Lawmakers propose ethics committee

Legislators: External committee would increase transparency


By KATHERINE WUTZ
Express Staff Writer

     State Sen. Michelle Stennett, D-Ketchum, has joined forces with Rep. Phylis King, D-Boise, to introduce a bill that would set up a committee charged with listening to ethics complaints from citizens.

     The independent ethics commission would be made up of two citizens who are not legislators or lobbyists, one person from the Attorney General’s office, one person from the Idaho Department of Finance and one person from Idaho Legislative Services.

     King said in a written statement dated Feb. 5 that her constituents have demanded an open, transparent way to address ethical lapses in their legislators, state employees and state officials.

     “The commission restores their faith in this important public institution,” she said.

     The bill introduced by Stennett and King differs from a resolution passed by the House on Tuesday, which amends the Rules of the House of Representatives to allow legislators to make complaints about their colleagues. The newly formed committee will consist only of legislators—two from the minority party and three from the majority.


“An internal ethics committee still leaves open the possibility of partisanship getting in the way of a rigorous investigation, or even the perception that complaints are not handled fairly.”
Sen.
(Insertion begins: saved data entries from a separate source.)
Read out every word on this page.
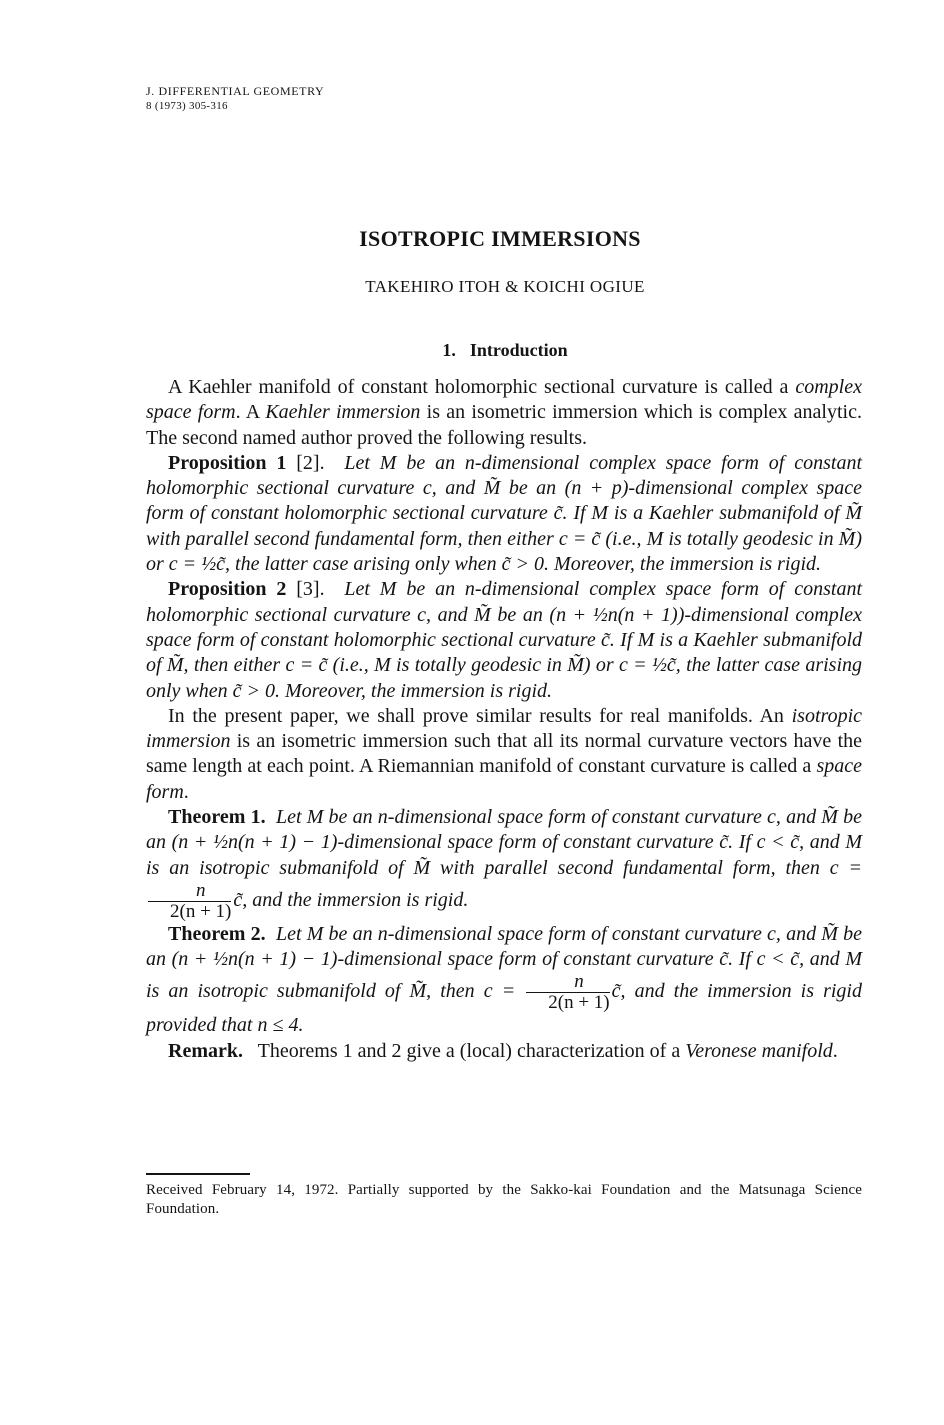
J. DIFFERENTIAL GEOMETRY
8 (1973) 305-316
ISOTROPIC IMMERSIONS
TAKEHIRO ITOH & KOICHI OGIUE
1. Introduction

A Kaehler manifold of constant holomorphic sectional curvature is called a complex space form. A Kaehler immersion is an isometric immersion which is complex analytic. The second named author proved the following results.

Proposition 1 [2]. Let M be an n-dimensional complex space form of constant holomorphic sectional curvature c, and M̃ be an (n + p)-dimensional complex space form of constant holomorphic sectional curvature c̃. If M is a Kaehler submanifold of M̃ with parallel second fundamental form, then either c = c̃ (i.e., M is totally geodesic in M̃) or c = ½c̃, the latter case arising only when c̃ > 0. Moreover, the immersion is rigid.

Proposition 2 [3]. Let M be an n-dimensional complex space form of constant holomorphic sectional curvature c, and M̃ be an (n + ½n(n + 1))-dimensional complex space form of constant holomorphic sectional curvature c̃. If M is a Kaehler submanifold of M̃, then either c = c̃ (i.e., M is totally geodesic in M̃) or c = ½c̃, the latter case arising only when c̃ > 0. Moreover, the immersion is rigid.

In the present paper, we shall prove similar results for real manifolds. An isotropic immersion is an isometric immersion such that all its normal curvature vectors have the same length at each point. A Riemannian manifold of constant curvature is called a space form.

Theorem 1. Let M be an n-dimensional space form of constant curvature c, and M̃ be an (n + ½n(n + 1) − 1)-dimensional space form of constant curvature c̃. If c < c̃, and M is an isotropic submanifold of M̃ with parallel second fundamental form, then c =
$\frac{n}{2(n + 1)}$ c̃, and the immersion is rigid.

Theorem 2. Let M be an n-dimensional space form of constant curvature c, and M̃ be an (n + ½n(n + 1) − 1)-dimensional space form of constant curvature c̃. If c < c̃, and M is an isotropic submanifold of M̃, then $c = \frac{n}{2(n + 1)}$ c̃, and the immersion is rigid provided that n ≤ 4.

Remark. Theorems 1 and 2 give a (local) characterization of a Veronese manifold.

Received February 14, 1972. Partially supported by the Sakko-kai Foundation and the Matsunaga Science Foundation.
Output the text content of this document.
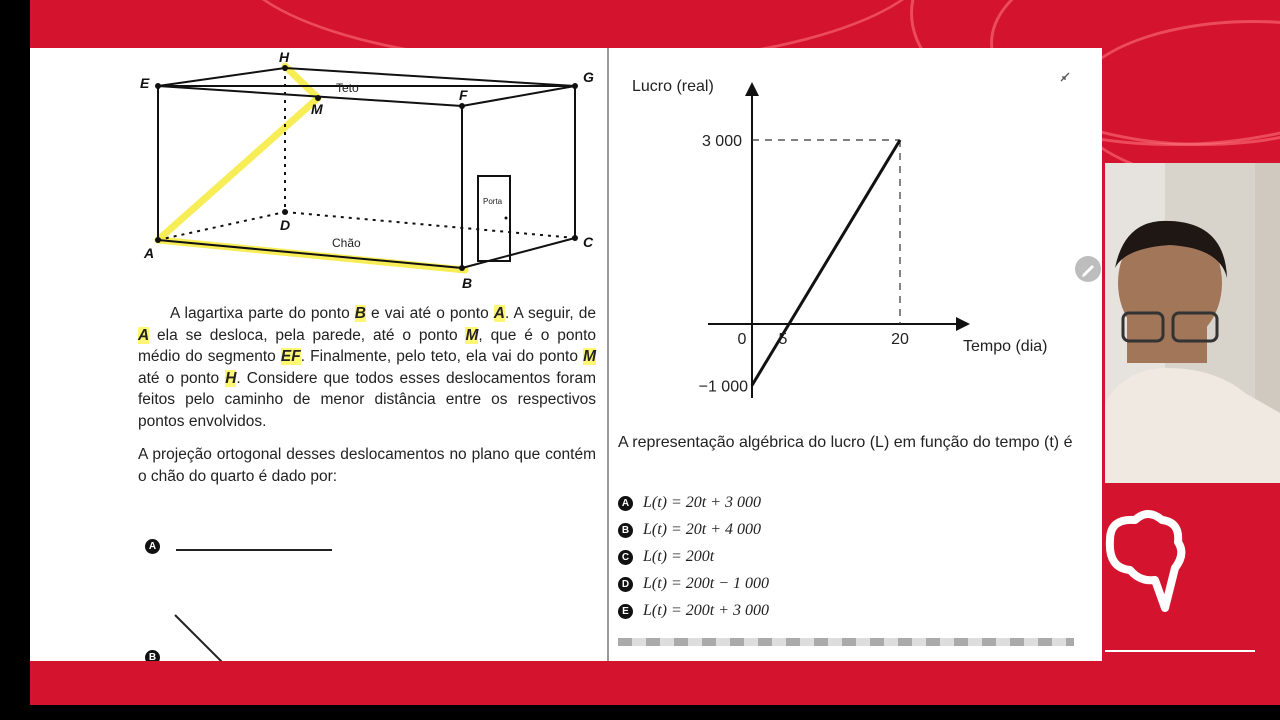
E
H
G
F
M
D
A
B
C
Teto
Chão
Porta
A lagartixa parte do ponto B e vai até o ponto A. A seguir, de A ela se desloca, pela parede, até o ponto M, que é o ponto médio do segmento EF. Finalmente, pelo teto, ela vai do ponto M até o ponto H. Considere que todos esses deslocamentos foram feitos pelo caminho de menor distância entre os respectivos pontos envolvidos.
A projeção ortogonal desses deslocamentos no plano que contém o chão do quarto é dado por:
A
B
Lucro (real)
Tempo (dia)
0 5	20
3 000
−1 000
A representação algébrica do lucro (L) em função do tempo (t) é
A L(t) = 20t + 3 000
B L(t) = 20t + 4 000
C L(t) = 200t
D L(t) = 200t − 1 000
E L(t) = 200t + 3 000
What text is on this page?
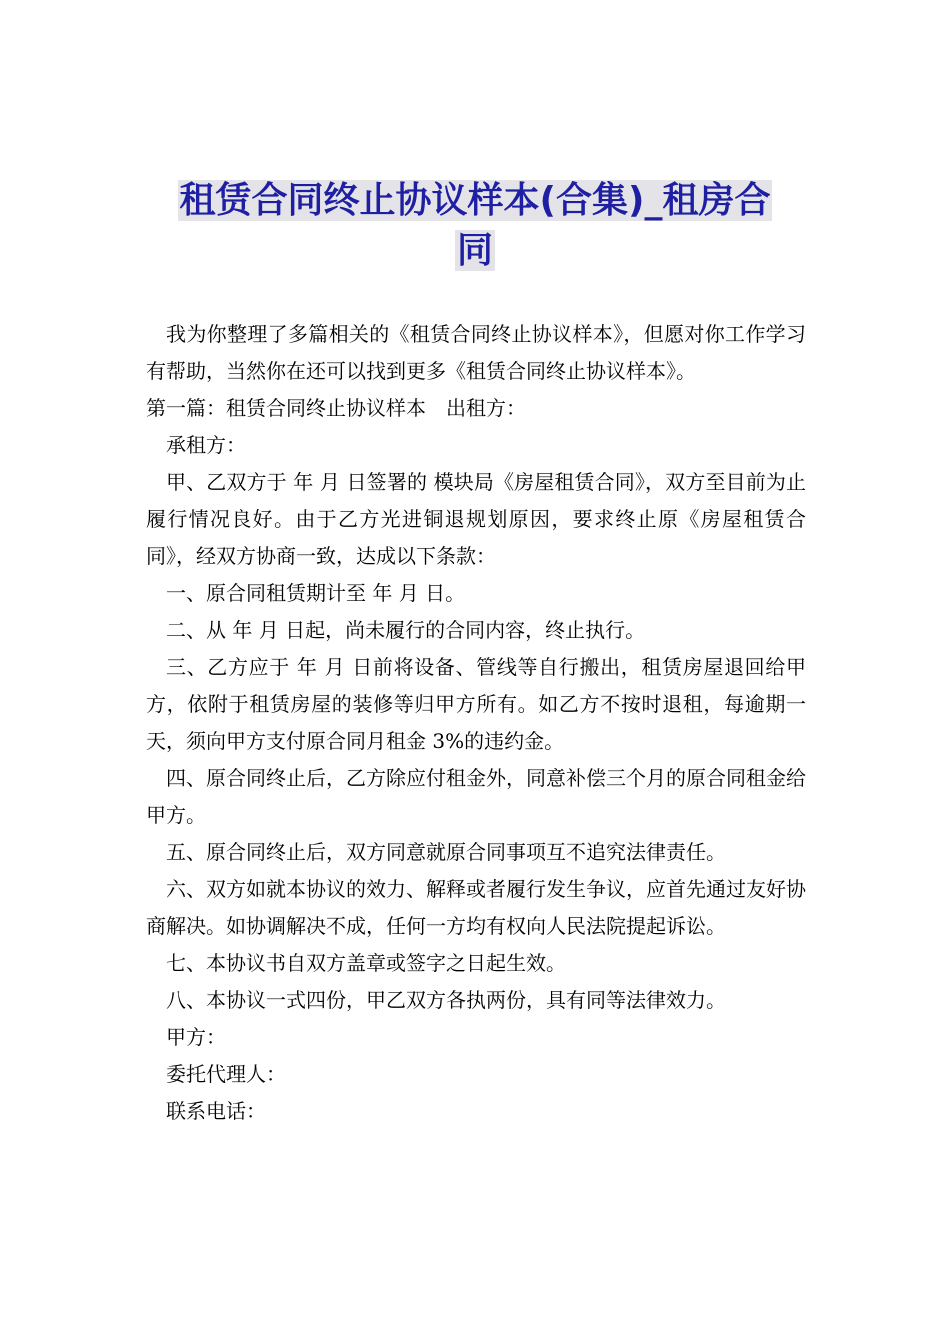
租赁合同终止协议样本(合集)_租房合
同

我为你整理了多篇相关的《租赁合同终止协议样本》，但愿对你工作学习有帮助，当然你在还可以找到更多《租赁合同终止协议样本》。

第一篇：租赁合同终止协议样本　出租方：

承租方：

甲、乙双方于 年 月 日签署的 模块局《房屋租赁合同》，双方至目前为止履行情况良好。由于乙方光进铜退规划原因，要求终止原《房屋租赁合同》，经双方协商一致，达成以下条款：

一、原合同租赁期计至 年 月 日。

二、从 年 月 日起，尚未履行的合同内容，终止执行。

三、乙方应于 年 月 日前将设备、管线等自行搬出，租赁房屋退回给甲方，依附于租赁房屋的装修等归甲方所有。如乙方不按时退租，每逾期一天，须向甲方支付原合同月租金 3%的违约金。

四、原合同终止后，乙方除应付租金外，同意补偿三个月的原合同租金给甲方。

五、原合同终止后，双方同意就原合同事项互不追究法律责任。

六、双方如就本协议的效力、解释或者履行发生争议，应首先通过友好协商解决。如协调解决不成，任何一方均有权向人民法院提起诉讼。

七、本协议书自双方盖章或签字之日起生效。

八、本协议一式四份，甲乙双方各执两份，具有同等法律效力。

甲方：

委托代理人：

联系电话：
Michelle Stennett
D-Ketchum


     In contrast, the bill from Stennett and King, House Bill 61, would allow any Idaho citizen to report a breach of ethics, misuse of funds or violation of law by any state employee or official. A complaint would become public only when the commission determined that it had merit.

     Stennett contended that an internal committee would not achieve the goals of transparency in ethics complaints.

     “An internal ethics committee still leaves open the possibility of partisanship getting in the way of a rigorous investigation, or even the perception that complaints are not handled fairly,” she said. “This is a disservice to the people of Idaho who expect and deserve some oversight over the activities of their elected officials.”

     The committee is expected to cost the state $50,000 in the first year and $25,000 each year after.

The bill has been introduced and is currently in the House State Affairs committee.